Meniscal (cartilage) tears in the knee are very common in all genders and ages. Acute tears tend to occur with a twisting injury in people under the age of 65 where it is obvious that damage has occurred.
Degenerative tears occur in older people and happen over time with and without a specific injury. These tears may not produce many symptoms in some patients.
There are 2 menisci in each knee, which are ‘C’ shaped and made of fibrocartilage. The meniscus on the inside of the knee (medial meniscus) is larger than the one on the outside (lateral meniscus). It is torn more often because it is subject to larger forces and is tightly attached to other structures within the knee (the medial collateral ligament and the joint capsule). They have a poor blood supply and only the outer edge benefits from some circulation. This is why many torn cartilages are unable to heal.

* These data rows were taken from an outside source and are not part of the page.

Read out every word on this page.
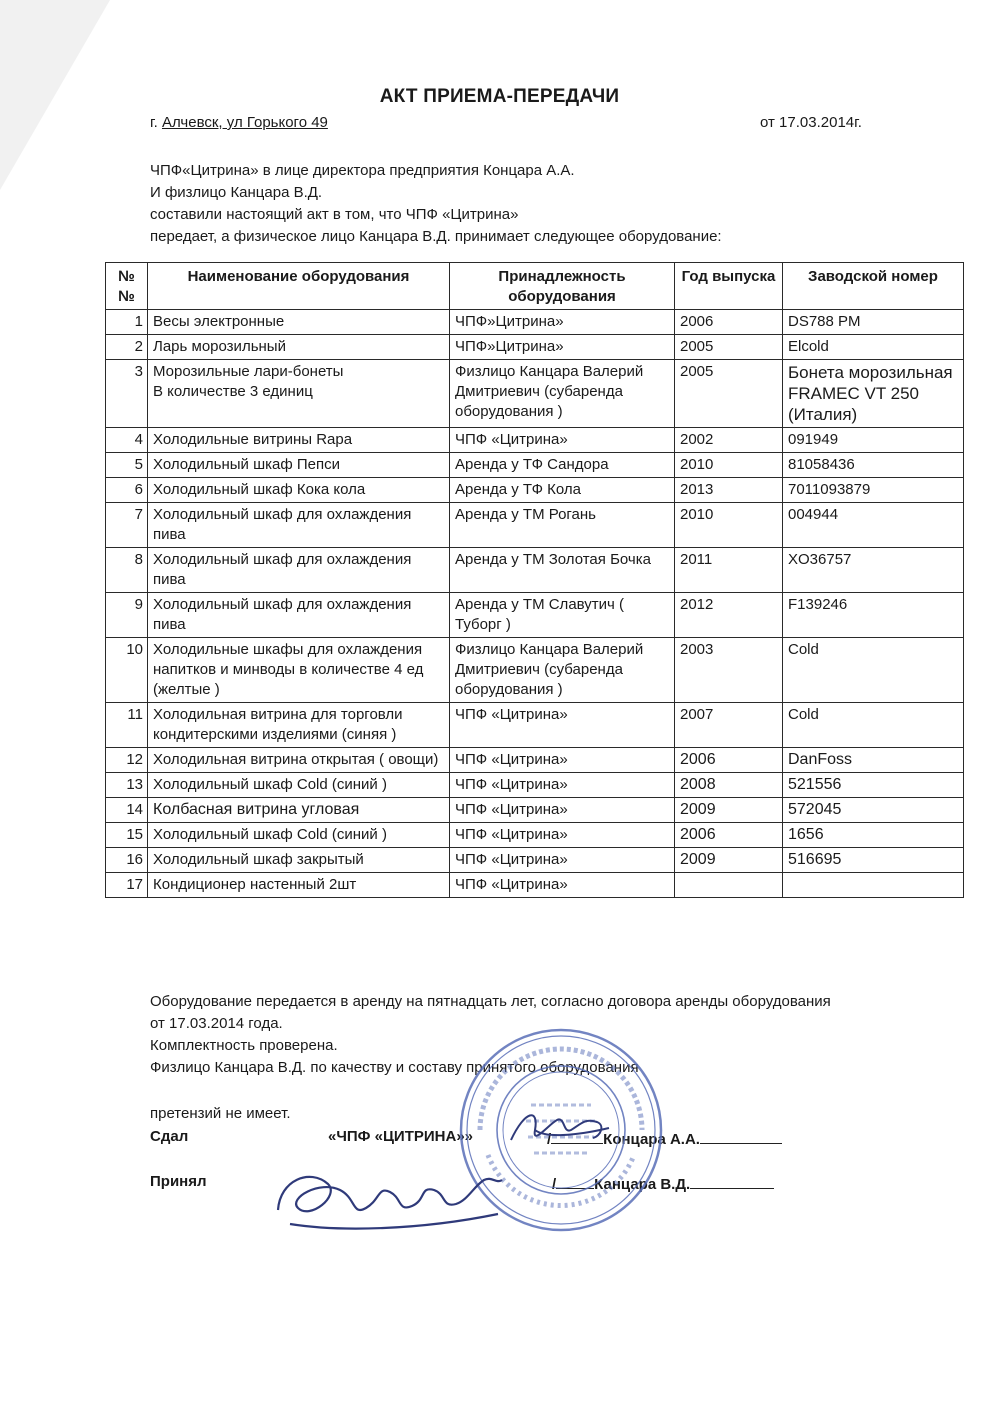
АКТ ПРИЕМА-ПЕРЕДАЧИ
г. Алчевск, ул Горького 49	от 17.03.2014г.
ЧПФ«Цитрина» в лице директора предприятия Концара А.А.
И физлицо Канцара В.Д.
составили настоящий акт в том, что ЧПФ «Цитрина»
передает, а физическое лицо Канцара В.Д. принимает следующее оборудование:
№ №	Наименование оборудования	Принадлежность оборудования	Год выпуска	Заводской номер
1	Весы электронные	ЧПФ»Цитрина»	2006	DS788 PM
2	Ларь морозильный	ЧПФ»Цитрина»	2005	Elcold
3	Морозильные лари-бонеты
В количестве 3 единиц	Физлицо Канцара Валерий Дмитриевич (субаренда оборудования )	2005	Бонета морозильная FRAMEC VT 250 (Италия)
4	Холодильные витрины Rapa	ЧПФ «Цитрина»	2002	091949
5	Холодильный шкаф Пепси	Аренда у ТФ Сандора	2010	81058436
6	Холодильный шкаф Кока кола	Аренда у ТФ Кола	2013	7011093879
7	Холодильный шкаф для охлаждения пива	Аренда у ТМ Рогань	2010	004944
8	Холодильный шкаф для охлаждения пива	Аренда у ТМ Золотая Бочка	2011	XO36757
9	Холодильный шкаф для охлаждения пива	Аренда у ТМ Славутич ( Туборг )	2012	F139246
10	Холодильные шкафы для охлаждения напитков и минводы в количестве 4 ед (желтые )	Физлицо Канцара Валерий Дмитриевич (субаренда оборудования )	2003	Cold
11	Холодильная витрина для торговли кондитерскими изделиями (синяя )	ЧПФ «Цитрина»	2007	Cold
12	Холодильная витрина открытая ( овощи)	ЧПФ «Цитрина»	2006	DanFoss
13	Холодильный шкаф Cold (синий )	ЧПФ «Цитрина»	2008	521556
14	Колбасная витрина угловая	ЧПФ «Цитрина»	2009	572045
15	Холодильный шкаф Cold (синий )	ЧПФ «Цитрина»	2006	1656
16	Холодильный шкаф закрытый	ЧПФ «Цитрина»	2009	516695
17	Кондиционер настенный 2шт	ЧПФ «Цитрина»		
Оборудование передается в аренду на пятнадцать лет, согласно договора аренды оборудования
от 17.03.2014 года.
Комплектность проверена.
Физлицо Канцара В.Д. по качеству и составу принятого оборудования
претензий не имеет.
Сдал	«ЧПФ «ЦИТРИНА»»	/	Концара А.А.
Принял	/	Канцара В.Д.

The function of the menisci is to provide shock absorption and stability to the knee. They allow pressure to be spread evenly to help prevent excessive forces on the joint surfaces.
Acute meniscal tears usually occur when the knee is twisted and flexed (bent) in a weight baring position. It is common in sports like football, rugby, netball and tennis. It is also possible to have small tears without any symptoms that are then aggravated by an activity such as running or gym classes.
Degenerative tears occur as we age because the cartilage loses elasticity and is less able to cope with rapid and repetitive movement. There is a chance that people who participated in a lot of twisting sports or running when younger may be more prone to these type of tears.
Sharp pain in the knee. The level of pains can vary between people and type of tear.
Swelling.
Locking. The patient is unable to bend or straighten the knee as the torn meniscus is stuck in the joint. This is usually extremely painful
Clicking and clunking. This can occur as the flap of torn meniscus gets caught during movement but it is not always painful.
Loss of movement. This can range from mild to severe and it is often straightening that is worse.
The application of ice is important in the early stages of an acute tear to help control swelling and provide pain relief. Small tears and degenerative tears often settle and improve with physiotherapy. This involves a detailed examination to ensure there are no other structures injured. It is also important to identify any stiffness or loss of movement, which is not always noticed by the patient. This can increase the current symptoms but also contribute to problems longer term. Weak muscles, especially quadriceps (front of thigh), hamstrings (back of thigh) and gluteals (bottom muscles) can also prevent recovery and need specific exercises to regain strength without aggravating the healing joint. The physiotherapist may need to use techniques to stretch and mobilise knee to ensure full movement is regained.
Larger acute and degenerative tears require surgery if they do not settle or the pain worsens despite conservative treatment. This is done by arthroscopy where the surgeon can trim away the torn cartilage and tidy any frayed edges. In some cases it is possible to repair a tear using very small stitches. It is important to receive the correct physiotherapy after surgery as the rehabilitation protocol depends on the type of tear and operation performed.